W czwartek przewodniczący delegacji Parlamentu Europejskiego ds. relacji z Białorusią, europoseł Robert Biedroń zapowiedział, że w piątek uda się z wizytą na Białoruś. Jej celem ma być spotkanie z zatrzymanymi przez białoruskie władze obywatelami UE i przedstawicielami białoruskiego rządu.

Podczas konferencji prasowej przed biurem informacyjnym Parlamentu Europejskiego Biedroń przekazał, że w piątek wybiera się z misją na Białoruś. Będzie mu towarzyszyć sprawozdawca PE ds. Białorusi Petras Austrevicius z Litwy. Wizyta na Białorusi ma potrwać do niedzieli.

"Będziemy mieli szereg spotkań. Ta wizyta ma na celu zorientować się w sytuacji, która - jak wiemy z doniesień medialnych - jest trudna. Niestety ze strony białoruskiej mamy ograniczenie, jeśli chodzi o przekazywanie informacji" - mówił Biedroń. Jak dodał, "będzie to najwyższego stopnia wizyta przedstawicieli Unii Europejskiej po niedzielnych wyborach na Białorusi".

"Będziemy oczekiwali także spotkania z zatrzymanymi osobami, posiadającymi obywatelstwo Unii Europejskiej, także więźniami politycznymi Białorusi, organizacjami pozarządowymi, wolnymi mediami białoruskim, ale także z przedstawicielami rządu Białorusi" - oświadczył europoseł.

Biedroń zapowiedział także, że w najbliższych godzinach skieruje pismo do MSZ z prośbą o wsparcie ws. przetrzymywanych Polaków na Białorusi. "Jestem w kontakcie z rodzinami, adwokatami tych Polaków, tak, żeby w jak najszybszy sposób doprowadzić do uwolnienia obywateli Polski, być może ekstradycji ich do kraju" - mówił.

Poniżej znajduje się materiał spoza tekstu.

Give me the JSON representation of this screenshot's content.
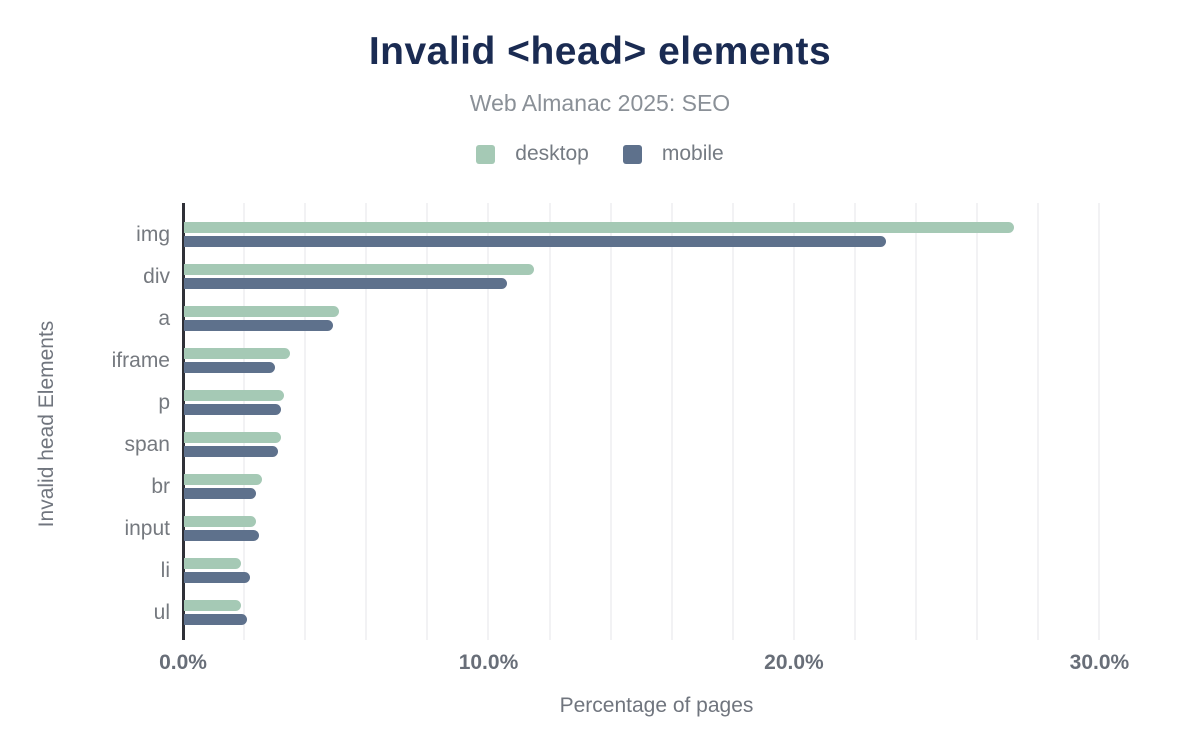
{
  "header": {
    "title": "Invalid <head> elements",
    "subtitle": "Web Almanac 2025: SEO"
  },
  "legend": [
    {
      "label": "desktop",
      "color": "#a5c9b5"
    },
    {
      "label": "mobile",
      "color": "#5e718c"
    }
  ],
  "colors": {
    "title": "#1a2b52",
    "subtitle": "#8a9097",
    "axis_text": "#70757e",
    "gridline": "#f2f2f4",
    "axis_line": "#2f3037",
    "desktop": "#a5c9b5",
    "mobile": "#5e718c"
  },
  "chart_data": {
    "type": "bar",
    "orientation": "horizontal",
    "title": "Invalid <head> elements",
    "subtitle": "Web Almanac 2025: SEO",
    "xlabel": "Percentage of pages",
    "ylabel": "Invalid head Elements",
    "categories": [
      "img",
      "div",
      "a",
      "iframe",
      "p",
      "span",
      "br",
      "input",
      "li",
      "ul"
    ],
    "series": [
      {
        "name": "desktop",
        "color": "#a5c9b5",
        "values": [
          27.2,
          11.5,
          5.1,
          3.5,
          3.3,
          3.2,
          2.6,
          2.4,
          1.9,
          1.9
        ]
      },
      {
        "name": "mobile",
        "color": "#5e718c",
        "values": [
          23.0,
          10.6,
          4.9,
          3.0,
          3.2,
          3.1,
          2.4,
          2.5,
          2.2,
          2.1
        ]
      }
    ],
    "xlim": [
      0,
      31
    ],
    "xticks": [
      {
        "value": 0,
        "label": "0.0%"
      },
      {
        "value": 10,
        "label": "10.0%"
      },
      {
        "value": 20,
        "label": "20.0%"
      },
      {
        "value": 30,
        "label": "30.0%"
      }
    ],
    "gridline_step": 2,
    "grid": true,
    "legend_position": "top",
    "value_format": "percent_of_pages"
  }
}
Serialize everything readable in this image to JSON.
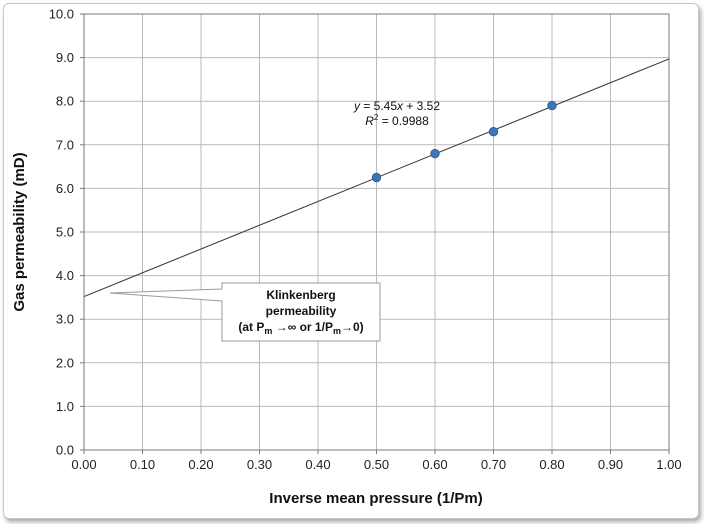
{
  "chart_data": {
    "type": "scatter",
    "xlabel": "Inverse mean pressure (1/Pm)",
    "ylabel": "Gas permeability (mD)",
    "xlim": [
      0,
      1
    ],
    "ylim": [
      0,
      10
    ],
    "grid": true,
    "x_ticks": [
      "0.00",
      "0.10",
      "0.20",
      "0.30",
      "0.40",
      "0.50",
      "0.60",
      "0.70",
      "0.80",
      "0.90",
      "1.00"
    ],
    "y_ticks": [
      "0.0",
      "1.0",
      "2.0",
      "3.0",
      "4.0",
      "5.0",
      "6.0",
      "7.0",
      "8.0",
      "9.0",
      "10.0"
    ],
    "series": [
      {
        "x": [
          0.5,
          0.6,
          0.7,
          0.8
        ],
        "y": [
          6.25,
          6.8,
          7.3,
          7.9
        ],
        "color": "#3f74b8"
      }
    ],
    "trendline": {
      "slope": 5.45,
      "intercept": 3.52,
      "equation": {
        "y": "y",
        "eq_rest": " = 5.45",
        "x": "x",
        "plus": " + 3.52"
      },
      "r2": {
        "r": "R",
        "sup": "2",
        "value": " = 0.9988"
      }
    },
    "annotation": {
      "line1": "Klinkenberg",
      "line2": "permeability",
      "line3": {
        "open": "(at P",
        "sub1": "m",
        "mid": " →∞ or 1/P",
        "sub2": "m",
        "close": "→0)"
      }
    }
  }
}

Podkreślił, że będzie współpracować z polskimi władzami w podejmowanych działaniach, mających na celu uwolnienie więźniów politycznych i wprowadzenie realnych sankcji dla reżimu Łukaszenki.

Podczas konferencji prasowej Biedroń odebrał także petycję od Białorusina mieszkającego w Polsce Maksyma Czerniawskiego, która wzywa UE do podjęcia działań ws. sytuacji na Białorusi. Petycja ma być przekazana władzom UE. W petycji Czerniawski wzywa Unię Europejską do podjęcia "zdecydowanych działań wobec reżimu Łukaszenki oraz do wsparcia narodu białoruskiego".

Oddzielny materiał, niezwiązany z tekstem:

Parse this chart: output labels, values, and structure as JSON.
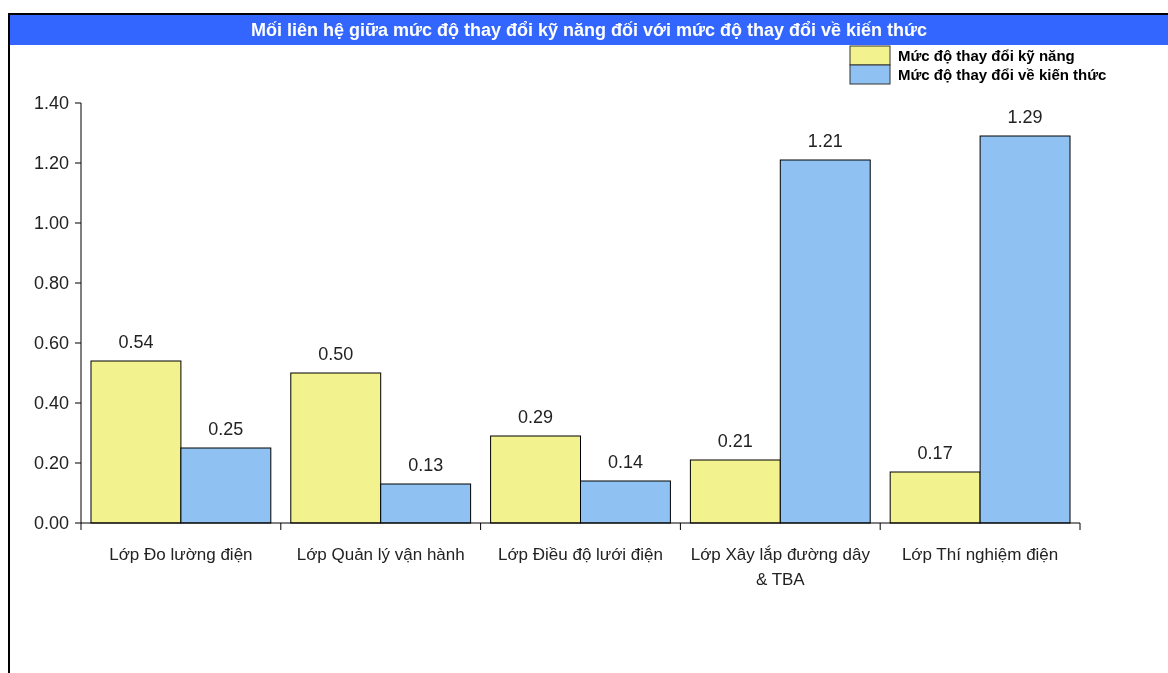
{
  "chart_data": {
    "type": "bar",
    "title": "Mối liên hệ giữa mức độ thay đổi kỹ năng đối với mức độ thay đổi về kiến thức",
    "categories": [
      "Lớp Đo lường điện",
      "Lớp Quản lý vận hành",
      "Lớp Điều độ lưới điện",
      "Lớp Xây lắp đường dây & TBA",
      "Lớp Thí nghiệm điện"
    ],
    "series": [
      {
        "name": "Mức độ thay đổi kỹ năng",
        "color": "#f2f28e",
        "values": [
          0.54,
          0.5,
          0.29,
          0.21,
          0.17
        ],
        "value_labels": [
          "0.54",
          "0.50",
          "0.29",
          "0.21",
          "0.17"
        ]
      },
      {
        "name": "Mức độ thay đổi về kiến thức",
        "color": "#8fc2f2",
        "values": [
          0.25,
          0.13,
          0.14,
          1.21,
          1.29
        ],
        "value_labels": [
          "0.25",
          "0.13",
          "0.14",
          "1.21",
          "1.29"
        ]
      }
    ],
    "ylim": [
      0,
      1.4
    ],
    "yticks": [
      {
        "value": 0,
        "label": "0.00"
      },
      {
        "value": 0.2,
        "label": "0.20"
      },
      {
        "value": 0.4,
        "label": "0.40"
      },
      {
        "value": 0.6,
        "label": "0.60"
      },
      {
        "value": 0.8,
        "label": "0.80"
      },
      {
        "value": 1,
        "label": "1.00"
      },
      {
        "value": 1.2,
        "label": "1.20"
      },
      {
        "value": 1.4,
        "label": "1.40"
      }
    ],
    "legend": "top right"
  }
}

"Wzywamy do natychmiastowego wprowadzenia sankcji wobec reżimu Łukaszenki. Wzywam do wprowadzenia zakazu wjazdu na teren UE i zamrożenia aktywów dla wszystkich współpracowników białoruskiego MSW i ich rodzin, wszystkich współpracowników KGB i członków ich rodzin, wszystkich współpracowników Centralnej Komisji Wyborczej, wszystkich przedstawicieli białoruskiego parlamentu, wszystkich ministrów i zastępców ministrów, kierownictwa jednostek administracji terytorialnej - obwodów, miast, dzielnic do poziomu zastępców przewodniczących komitetów wykonawczych" - napisano w petycji.

Czerniawski poprosił Biedronia o przekazanie petycji posłom Parlamentu Europejskiego i przeczytanie jej na posiedzeniu Parlamentu.

Po niedzielnych wyborach prezydenckich na Białorusi, w których według oficjalnych wyników po raz kolejny wygrał rządzący od 26 lat Alaksandr Łukaszenka, w wielu miastach tego kraju wciąż trwają protesty przeciw domniemanym fałszerstwom wyborczym. Od ich rozpoczęcia władze zatrzymały, często w brutalny sposób, ok. 7 tys. osób. Wśród nich jest troje Polaków.